Nathan Elvery 26 July 2010

A step change into the commercial world

A step change into the commercial world image

Nathan Elvery explains how his authority has set up a trading company in the social heathcare market

Croydon LBC is the latest authority to agree to form a local authority trading company (LATC) in a move which is designed to safeguard the future of its ‘excellent’-rated adult care provider services.

As part of the council’s radical ‘Step change’ programme which is looking to develop new and cost-effective service delivery models to cope with the tough financial landscape, the capital’s largest borough has opted for a commercial move which few other councils have tried in the social care field.

Essex CC became the first authority to use the legislation last year. David Finch, the county’s deputy leader and cabinet member for finance and transformation, predicted soon after the launch of ‘Essex cares’ that there would be a financial surplus in ‘two or three years’.

That move – like Croydon’s – was prompted by the onset of personal care budgets allowing people to spend where they chose, including with private companies which are free from the trading restrictions local authorities find themselves under.

To rid itself of those shackles, Croydon has agreed to set up a company which will trade in day services for people with learning disabilities, a tailored employment facility for disabled people, together with an already-successful and well-regarded equipment service for people with mobility problems.

These will now be transformed by the establishment of an LATC – opening up greater choice to residents, and to other authorities which want to buy Croydon’s services.
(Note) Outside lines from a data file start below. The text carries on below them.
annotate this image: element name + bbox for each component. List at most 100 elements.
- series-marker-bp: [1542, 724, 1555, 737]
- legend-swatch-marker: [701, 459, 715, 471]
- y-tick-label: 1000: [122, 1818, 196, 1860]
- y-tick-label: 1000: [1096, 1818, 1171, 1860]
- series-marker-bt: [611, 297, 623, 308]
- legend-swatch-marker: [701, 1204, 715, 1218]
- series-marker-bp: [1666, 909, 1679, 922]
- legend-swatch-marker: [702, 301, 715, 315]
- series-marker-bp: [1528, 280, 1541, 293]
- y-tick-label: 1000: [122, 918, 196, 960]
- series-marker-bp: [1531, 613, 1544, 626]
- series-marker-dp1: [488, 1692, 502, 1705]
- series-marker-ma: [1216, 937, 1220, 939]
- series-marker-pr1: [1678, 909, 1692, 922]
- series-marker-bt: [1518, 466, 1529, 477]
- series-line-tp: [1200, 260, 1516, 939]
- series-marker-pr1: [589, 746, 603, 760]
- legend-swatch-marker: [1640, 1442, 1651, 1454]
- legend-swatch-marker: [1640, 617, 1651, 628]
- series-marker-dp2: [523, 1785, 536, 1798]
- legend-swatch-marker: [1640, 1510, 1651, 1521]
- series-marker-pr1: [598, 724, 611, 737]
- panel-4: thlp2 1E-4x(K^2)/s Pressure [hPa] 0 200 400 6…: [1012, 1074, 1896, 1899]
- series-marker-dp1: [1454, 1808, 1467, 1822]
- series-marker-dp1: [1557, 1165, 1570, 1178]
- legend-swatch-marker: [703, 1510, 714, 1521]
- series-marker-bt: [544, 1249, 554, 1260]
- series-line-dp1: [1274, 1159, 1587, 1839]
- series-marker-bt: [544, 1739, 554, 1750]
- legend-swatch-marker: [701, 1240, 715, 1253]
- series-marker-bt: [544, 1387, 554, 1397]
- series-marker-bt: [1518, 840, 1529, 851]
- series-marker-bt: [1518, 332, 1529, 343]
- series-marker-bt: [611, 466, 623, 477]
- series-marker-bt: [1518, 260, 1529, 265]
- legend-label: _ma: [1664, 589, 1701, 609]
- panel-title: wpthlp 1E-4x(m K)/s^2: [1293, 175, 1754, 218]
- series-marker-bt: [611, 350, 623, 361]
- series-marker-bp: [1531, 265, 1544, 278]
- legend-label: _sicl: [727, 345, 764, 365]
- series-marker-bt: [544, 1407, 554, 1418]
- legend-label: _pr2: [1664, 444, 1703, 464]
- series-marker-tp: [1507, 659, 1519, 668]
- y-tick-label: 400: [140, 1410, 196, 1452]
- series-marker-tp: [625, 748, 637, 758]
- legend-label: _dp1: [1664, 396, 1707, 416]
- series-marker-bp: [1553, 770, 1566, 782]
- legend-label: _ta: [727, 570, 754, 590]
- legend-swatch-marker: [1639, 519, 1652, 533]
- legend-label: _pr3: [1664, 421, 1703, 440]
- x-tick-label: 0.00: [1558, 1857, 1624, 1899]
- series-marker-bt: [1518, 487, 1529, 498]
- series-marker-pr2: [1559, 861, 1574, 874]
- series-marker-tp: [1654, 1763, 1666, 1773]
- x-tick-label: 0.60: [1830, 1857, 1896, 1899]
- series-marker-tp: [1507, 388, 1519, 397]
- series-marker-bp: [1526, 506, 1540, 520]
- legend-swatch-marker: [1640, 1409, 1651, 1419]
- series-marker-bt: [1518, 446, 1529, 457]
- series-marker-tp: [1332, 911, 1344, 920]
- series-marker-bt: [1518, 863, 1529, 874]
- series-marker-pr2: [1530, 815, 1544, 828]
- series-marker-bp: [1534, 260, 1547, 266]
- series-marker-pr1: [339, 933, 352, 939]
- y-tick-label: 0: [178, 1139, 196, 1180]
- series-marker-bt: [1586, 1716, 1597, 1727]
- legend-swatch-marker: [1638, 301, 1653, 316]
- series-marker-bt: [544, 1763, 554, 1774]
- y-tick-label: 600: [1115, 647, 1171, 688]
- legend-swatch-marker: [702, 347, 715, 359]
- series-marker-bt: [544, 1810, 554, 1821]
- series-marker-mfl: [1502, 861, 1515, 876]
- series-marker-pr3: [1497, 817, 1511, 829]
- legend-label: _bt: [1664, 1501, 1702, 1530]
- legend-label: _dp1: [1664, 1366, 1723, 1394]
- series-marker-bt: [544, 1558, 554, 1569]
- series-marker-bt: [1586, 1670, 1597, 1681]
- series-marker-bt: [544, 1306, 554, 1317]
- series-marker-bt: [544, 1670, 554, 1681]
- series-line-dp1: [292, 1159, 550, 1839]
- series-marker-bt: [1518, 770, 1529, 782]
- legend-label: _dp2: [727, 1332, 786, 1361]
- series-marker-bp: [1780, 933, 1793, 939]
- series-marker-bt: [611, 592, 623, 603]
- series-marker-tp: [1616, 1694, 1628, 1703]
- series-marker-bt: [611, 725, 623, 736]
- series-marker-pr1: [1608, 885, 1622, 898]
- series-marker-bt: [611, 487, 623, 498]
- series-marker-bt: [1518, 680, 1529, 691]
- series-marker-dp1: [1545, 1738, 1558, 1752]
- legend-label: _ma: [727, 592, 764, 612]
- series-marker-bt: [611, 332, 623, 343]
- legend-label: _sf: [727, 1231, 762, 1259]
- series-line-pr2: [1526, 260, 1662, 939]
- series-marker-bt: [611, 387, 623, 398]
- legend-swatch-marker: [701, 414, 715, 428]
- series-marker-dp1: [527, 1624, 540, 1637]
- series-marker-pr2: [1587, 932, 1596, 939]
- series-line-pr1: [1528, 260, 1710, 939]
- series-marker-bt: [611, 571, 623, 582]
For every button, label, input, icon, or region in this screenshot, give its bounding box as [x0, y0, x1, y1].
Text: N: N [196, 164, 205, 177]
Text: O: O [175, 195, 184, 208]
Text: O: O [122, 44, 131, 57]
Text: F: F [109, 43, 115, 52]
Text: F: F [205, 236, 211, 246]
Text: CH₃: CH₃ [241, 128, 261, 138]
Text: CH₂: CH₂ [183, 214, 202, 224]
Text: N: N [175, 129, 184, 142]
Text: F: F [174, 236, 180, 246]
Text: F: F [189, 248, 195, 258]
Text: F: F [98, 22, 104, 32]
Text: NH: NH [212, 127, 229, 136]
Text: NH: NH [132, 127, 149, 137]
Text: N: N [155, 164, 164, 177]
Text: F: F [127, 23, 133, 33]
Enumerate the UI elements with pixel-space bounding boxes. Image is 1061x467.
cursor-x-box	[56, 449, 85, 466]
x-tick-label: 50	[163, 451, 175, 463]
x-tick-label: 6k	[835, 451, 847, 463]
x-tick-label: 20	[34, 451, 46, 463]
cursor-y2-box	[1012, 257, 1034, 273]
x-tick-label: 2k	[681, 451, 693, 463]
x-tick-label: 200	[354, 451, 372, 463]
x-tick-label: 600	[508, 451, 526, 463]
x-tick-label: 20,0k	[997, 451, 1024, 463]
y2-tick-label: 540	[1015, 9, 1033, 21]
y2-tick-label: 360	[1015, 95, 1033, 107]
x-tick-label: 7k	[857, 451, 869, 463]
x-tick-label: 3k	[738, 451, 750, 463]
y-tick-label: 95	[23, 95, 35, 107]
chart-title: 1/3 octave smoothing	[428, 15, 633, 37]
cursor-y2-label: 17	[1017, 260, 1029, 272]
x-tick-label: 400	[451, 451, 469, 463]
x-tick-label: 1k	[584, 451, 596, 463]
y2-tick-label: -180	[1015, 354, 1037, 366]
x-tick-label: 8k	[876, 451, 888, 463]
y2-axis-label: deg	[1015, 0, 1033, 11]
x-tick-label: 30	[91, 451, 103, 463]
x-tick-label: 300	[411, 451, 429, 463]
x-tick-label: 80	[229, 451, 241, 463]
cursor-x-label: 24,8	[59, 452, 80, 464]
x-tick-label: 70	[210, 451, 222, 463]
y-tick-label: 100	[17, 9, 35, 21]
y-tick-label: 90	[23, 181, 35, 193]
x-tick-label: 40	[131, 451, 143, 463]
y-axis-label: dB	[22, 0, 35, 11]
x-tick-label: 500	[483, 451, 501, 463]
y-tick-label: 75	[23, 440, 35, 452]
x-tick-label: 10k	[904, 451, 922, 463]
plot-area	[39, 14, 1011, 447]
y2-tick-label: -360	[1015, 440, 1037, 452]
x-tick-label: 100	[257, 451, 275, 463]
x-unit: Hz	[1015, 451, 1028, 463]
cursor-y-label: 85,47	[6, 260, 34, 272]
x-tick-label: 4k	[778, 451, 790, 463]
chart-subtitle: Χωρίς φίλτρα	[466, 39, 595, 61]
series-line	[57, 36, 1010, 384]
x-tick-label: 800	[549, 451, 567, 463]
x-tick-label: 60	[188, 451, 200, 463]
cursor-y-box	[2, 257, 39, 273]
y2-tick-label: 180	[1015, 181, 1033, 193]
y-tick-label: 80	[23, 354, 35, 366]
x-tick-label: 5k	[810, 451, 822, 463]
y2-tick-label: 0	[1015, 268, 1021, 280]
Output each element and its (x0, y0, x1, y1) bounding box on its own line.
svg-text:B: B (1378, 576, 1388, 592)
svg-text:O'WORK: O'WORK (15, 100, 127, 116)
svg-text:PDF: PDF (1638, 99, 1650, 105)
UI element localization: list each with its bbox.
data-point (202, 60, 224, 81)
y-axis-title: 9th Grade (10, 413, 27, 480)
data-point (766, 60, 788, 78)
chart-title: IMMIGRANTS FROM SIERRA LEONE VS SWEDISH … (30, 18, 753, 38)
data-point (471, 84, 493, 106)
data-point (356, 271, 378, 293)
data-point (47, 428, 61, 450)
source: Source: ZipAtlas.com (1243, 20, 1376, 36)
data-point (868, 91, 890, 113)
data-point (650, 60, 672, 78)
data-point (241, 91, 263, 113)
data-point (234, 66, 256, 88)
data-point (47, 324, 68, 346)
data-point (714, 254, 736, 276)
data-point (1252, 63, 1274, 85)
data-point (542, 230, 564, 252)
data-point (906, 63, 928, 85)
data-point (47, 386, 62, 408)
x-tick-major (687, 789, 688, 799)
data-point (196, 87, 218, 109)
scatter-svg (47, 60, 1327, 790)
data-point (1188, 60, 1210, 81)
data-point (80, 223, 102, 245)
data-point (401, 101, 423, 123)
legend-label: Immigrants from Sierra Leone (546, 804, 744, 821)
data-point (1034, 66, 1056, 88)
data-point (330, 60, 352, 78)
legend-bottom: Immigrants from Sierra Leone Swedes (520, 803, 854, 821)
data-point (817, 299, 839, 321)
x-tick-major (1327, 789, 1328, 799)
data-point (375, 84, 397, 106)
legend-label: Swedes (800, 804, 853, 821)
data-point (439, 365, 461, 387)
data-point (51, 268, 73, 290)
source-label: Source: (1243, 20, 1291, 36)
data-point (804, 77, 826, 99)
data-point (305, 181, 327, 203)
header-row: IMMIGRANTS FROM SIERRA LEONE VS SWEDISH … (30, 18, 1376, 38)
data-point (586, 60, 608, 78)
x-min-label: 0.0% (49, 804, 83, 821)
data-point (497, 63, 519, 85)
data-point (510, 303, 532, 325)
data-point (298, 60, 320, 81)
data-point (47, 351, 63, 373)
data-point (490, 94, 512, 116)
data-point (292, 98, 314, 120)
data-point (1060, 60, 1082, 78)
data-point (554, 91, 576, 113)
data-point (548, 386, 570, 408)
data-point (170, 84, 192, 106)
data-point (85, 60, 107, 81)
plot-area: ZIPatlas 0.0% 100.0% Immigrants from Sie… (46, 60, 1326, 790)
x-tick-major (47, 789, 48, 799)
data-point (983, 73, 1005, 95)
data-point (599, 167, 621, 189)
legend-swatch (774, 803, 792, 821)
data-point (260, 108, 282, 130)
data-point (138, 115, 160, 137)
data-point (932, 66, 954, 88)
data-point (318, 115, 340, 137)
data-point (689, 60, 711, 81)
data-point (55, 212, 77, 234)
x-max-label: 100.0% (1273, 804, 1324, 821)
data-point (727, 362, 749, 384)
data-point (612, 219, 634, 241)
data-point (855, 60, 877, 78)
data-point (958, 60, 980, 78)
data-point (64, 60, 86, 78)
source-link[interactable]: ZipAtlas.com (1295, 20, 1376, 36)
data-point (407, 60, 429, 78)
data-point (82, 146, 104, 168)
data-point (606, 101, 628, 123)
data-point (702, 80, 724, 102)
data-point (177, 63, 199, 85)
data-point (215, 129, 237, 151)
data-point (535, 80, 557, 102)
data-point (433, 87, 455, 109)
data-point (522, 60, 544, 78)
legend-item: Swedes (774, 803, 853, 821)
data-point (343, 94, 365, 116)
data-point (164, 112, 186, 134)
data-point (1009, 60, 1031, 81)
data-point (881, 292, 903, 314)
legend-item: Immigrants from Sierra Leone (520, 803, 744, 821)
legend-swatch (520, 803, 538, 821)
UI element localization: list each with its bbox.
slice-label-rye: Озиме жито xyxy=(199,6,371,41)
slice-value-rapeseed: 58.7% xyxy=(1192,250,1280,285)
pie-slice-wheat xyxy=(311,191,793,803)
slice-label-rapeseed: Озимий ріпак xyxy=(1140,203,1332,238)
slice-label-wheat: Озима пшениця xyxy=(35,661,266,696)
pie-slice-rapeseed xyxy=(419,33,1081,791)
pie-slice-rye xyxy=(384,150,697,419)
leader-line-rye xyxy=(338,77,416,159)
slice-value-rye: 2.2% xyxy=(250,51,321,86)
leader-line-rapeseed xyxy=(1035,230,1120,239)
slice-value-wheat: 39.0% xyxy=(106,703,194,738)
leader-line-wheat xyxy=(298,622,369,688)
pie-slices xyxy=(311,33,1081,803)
The social healthcare market is already a busy place, with numerous providers already competing for a share of the personalised budget prize. For the first time, because they are part of an LATC, these services will potentially be available to anyone who wants them – and not restricted to only those who meet strict eligibility criteria. Croydon’s LATC will build on the high reputation these services already enjoy, to develop and provide a range of good-quality, personalised services that offer value for money.

This move will represent a significant shift in the way the council operates, and allow it to trade in the open market.

Councils have the power to create LATCs under the Local Government Act 2003. However, the creation of Croydon’s LATC has not been without contention. Opposition politicians in the borough have labelled it privatisation, but that description belies the fact that the council, and, by default, taxpayers, will own 100% of the shares in any new company.

Directors at the authority are also hoping it will bolster the borough’s reputation as a place renowned for enterprise.

Any profits will be reinvested in frontline services, council reserves or contribute towards the development of services provided by the company.

When it was launched last year, bosses at Essex indicated that Essex cares could earn the authority dividends of more than £3m a year.

The scale of the Croydon company would be smaller, but hopes for its financial future run similarly high.

There have also been discussions about Croydon’s new LATC taking over the running of some local NHS services, where there is a natural fit.

Hannah Miller, Croydon’s executive director of adult services and housing, said: ‘The same services will be delivered by the same people in the same places. The main difference is that, for the first time, more people will be able to access them, and we would improve financial efficiency at the same time.

‘We could also potentially market the services to other local authorities, earning income which can be put back into other services, as well as selling goods and services to individual members of the public who might not otherwise meet eligibility criteria – which at the moment, we are prevented from doing. The LATC will open huge new opportunities for us.

‘There are obvious challenges to service delivery with the reduction in government funding – but, if councils are willing to be truly innovative, there are also some great opportunities in front of us.’